The numbers are stark. Of Chicago's estimated 412,000 lead or suspected-lead service lines — the most of any city in the country — only about 8,000 have been replaced since the city's program launched in 2021. The city's current plan calls for replacing 8,300 lines per year starting in 2027, on a 50-year timeline. The EPA's Lead and Copper Rule Improvements, however, will require Chicago to replace roughly 20,000 lines per year — more than double the city's plan, once the federal clock starts in 2027.

NRDC senior policy advocate Chakena D. Sims outlines three specific correctives:

  1. Publish a neighborhood-level spending plan. The city has repeatedly struggled to get funds out the door — drawing only $70–90 million of a $325 million federal loan that expires next year, and spending just $41.5 million of $60 million authorized in 2023. Monthly or quarterly targets, broken down by neighborhood, would create accountability.

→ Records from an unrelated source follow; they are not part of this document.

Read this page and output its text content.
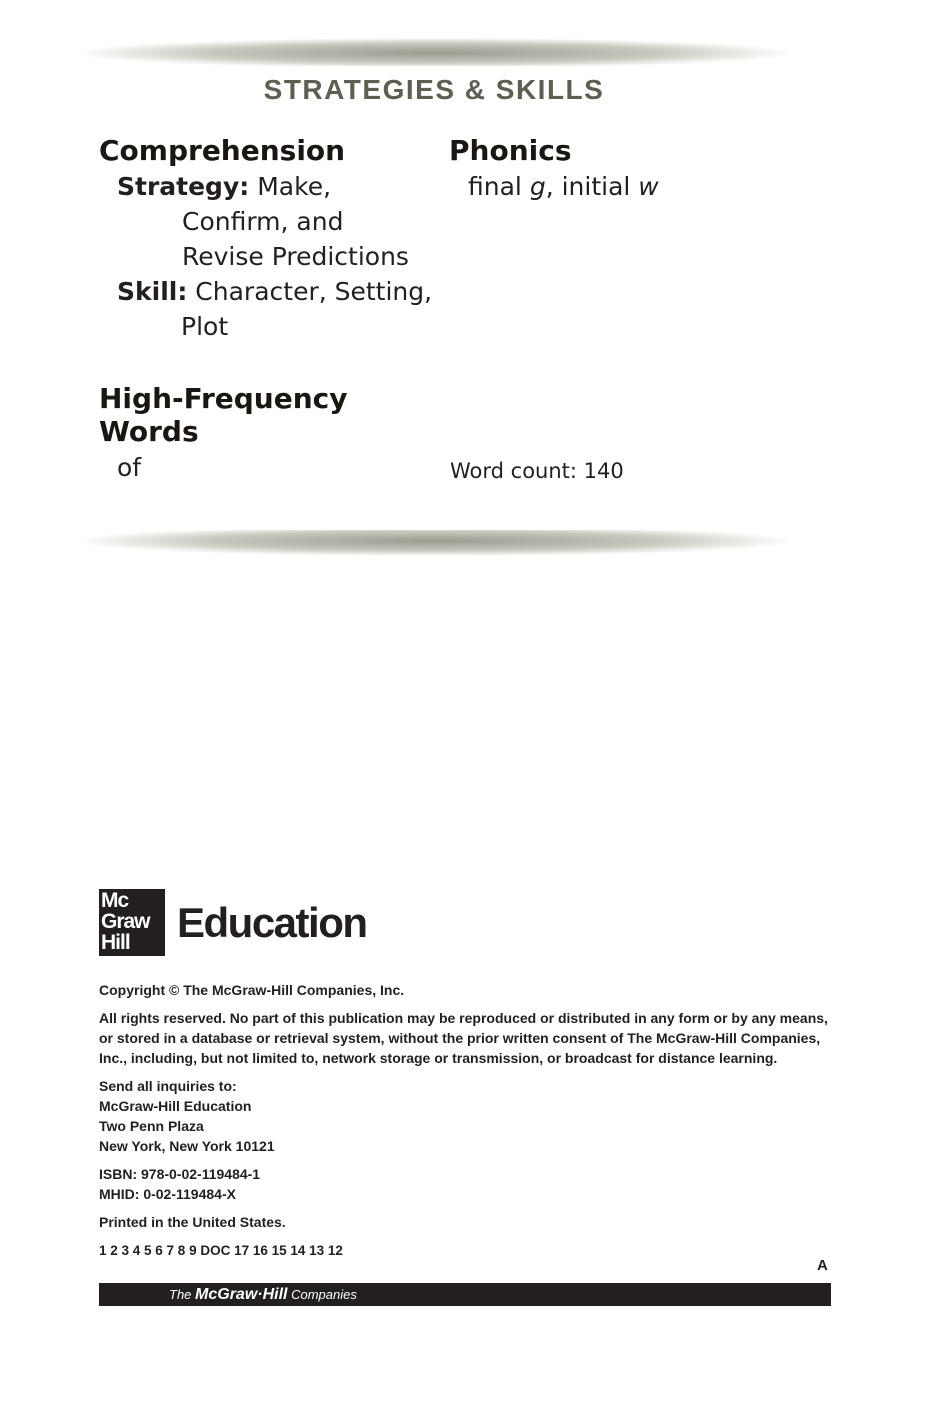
STRATEGIES & SKILLS
Comprehension
Strategy: Make,
Confirm, and
Revise Predictions
Skill: Character, Setting,
Plot
Phonics
final g, initial w
High-Frequency
Words
of	Word count: 140
Mc
Graw
Hill	Education
Copyright © The McGraw-Hill Companies, Inc.
All rights reserved. No part of this publication may be reproduced or distributed in any form or by any means,
or stored in a database or retrieval system, without the prior written consent of The McGraw-Hill Companies,
Inc., including, but not limited to, network storage or transmission, or broadcast for distance learning.
Send all inquiries to:
McGraw-Hill Education
Two Penn Plaza
New York, New York 10121
ISBN: 978-0-02-119484-1
MHID: 0-02-119484-X
Printed in the United States.
1 2 3 4 5 6 7 8 9 DOC 17 16 15 14 13 12
A
The McGraw·Hill Companies
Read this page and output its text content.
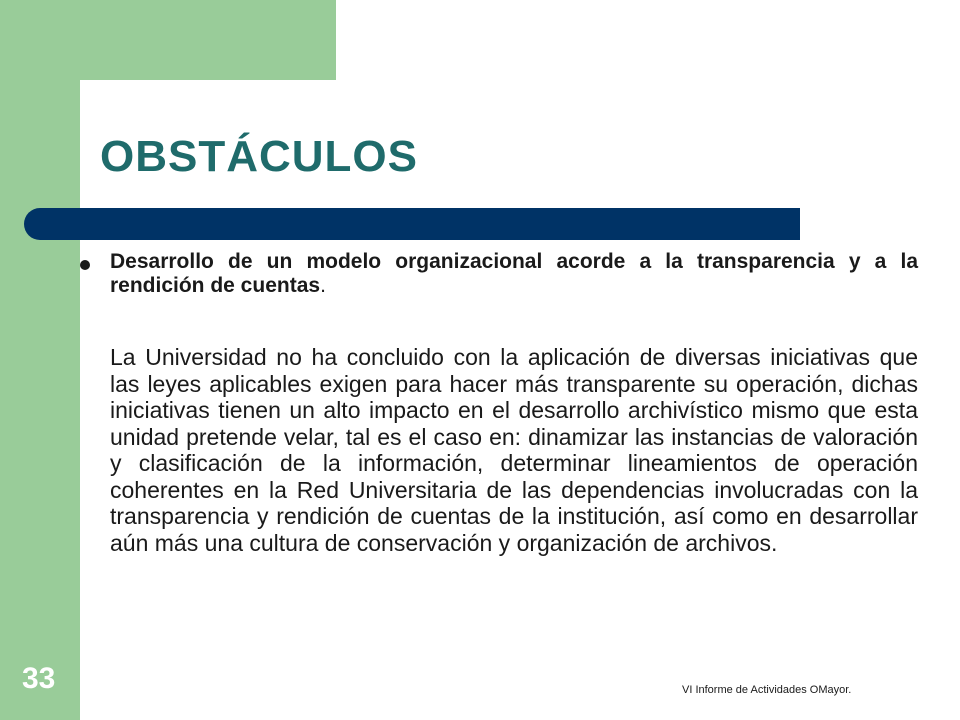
OBSTÁCULOS

Desarrollo de un modelo organizacional acorde a la transparencia y a la rendición de cuentas.

La Universidad no ha concluido con la aplicación de diversas iniciativas que las leyes aplicables exigen para hacer más transparente su operación, dichas iniciativas tienen un alto impacto en el desarrollo archivístico mismo que esta unidad pretende velar, tal es el caso en: dinamizar las instancias de valoración y clasificación de la información, determinar lineamientos de operación coherentes en la Red Universitaria de las dependencias involucradas con la transparencia y rendición de cuentas de la institución, así como en desarrollar aún más una cultura de conservación y organización de archivos.

33	VI Informe de Actividades OMayor.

  2. Invest in trusted community partners. Cities that have accelerated replacement have done so by working through block club presidents, faith leaders, and neighborhood organizations — not relying solely on government workers and mailers. Chicago's notification failures have been documented: as of mid-2025, only about 62,000 of 900,000 required notices had gone out, leaving more than 90% of at-risk residents uninformed.

  3. Restructure contracts. Short, infrequent contracts with vague scopes make it hard for contractors to bid and impossible to scale concurrent crews across neighborhoods. Longer, more specific contracts would let the city run multiple work zones simultaneously.

The report is a useful document to cite if you're engaging with your alderperson or state legislators on this issue. The window before 2027 is also the window for the city to demonstrate it can spend the money it already has.

Free lead tests are available by calling 311 or visiting chicagowaterquality.org. Income-eligible homeowners may qualify for a free full service line replacement.


Housing & Abundance

ADU Ordinance: 25 Days Out

With April 1 approaching fast, a brief flag: Chicago's citywide ADU ordinance — expanding accessory dwelling units beyond the five pilot zones to all multifamily districts, plus alderman-opted-in single-family zones — takes effect on that date. April 1 is also when the city will begin accepting building permit applications under the new rules.

The expansion covers an area roughly 135% larger than the pilot zones, and represents a meaningful step toward closing Chicago's estimated 100,000-unit housing shortfall through gentle density. The main catch: in RS-zoned areas outside the original pilot zones, each alderman controls whether and where ADUs are permitted — meaning 50 wards could produce 50 different local regimes. If you own property in an RS zone, now is the time to check in with your alderperson's office about whether they've opted in.

Questions: adu@cityofchicago.org.


Portage Park bike network survey open through March 15 at chicago.gov. Illinois primary election: March 17. City Council next meets March 18. ADU ordinance effective April 1.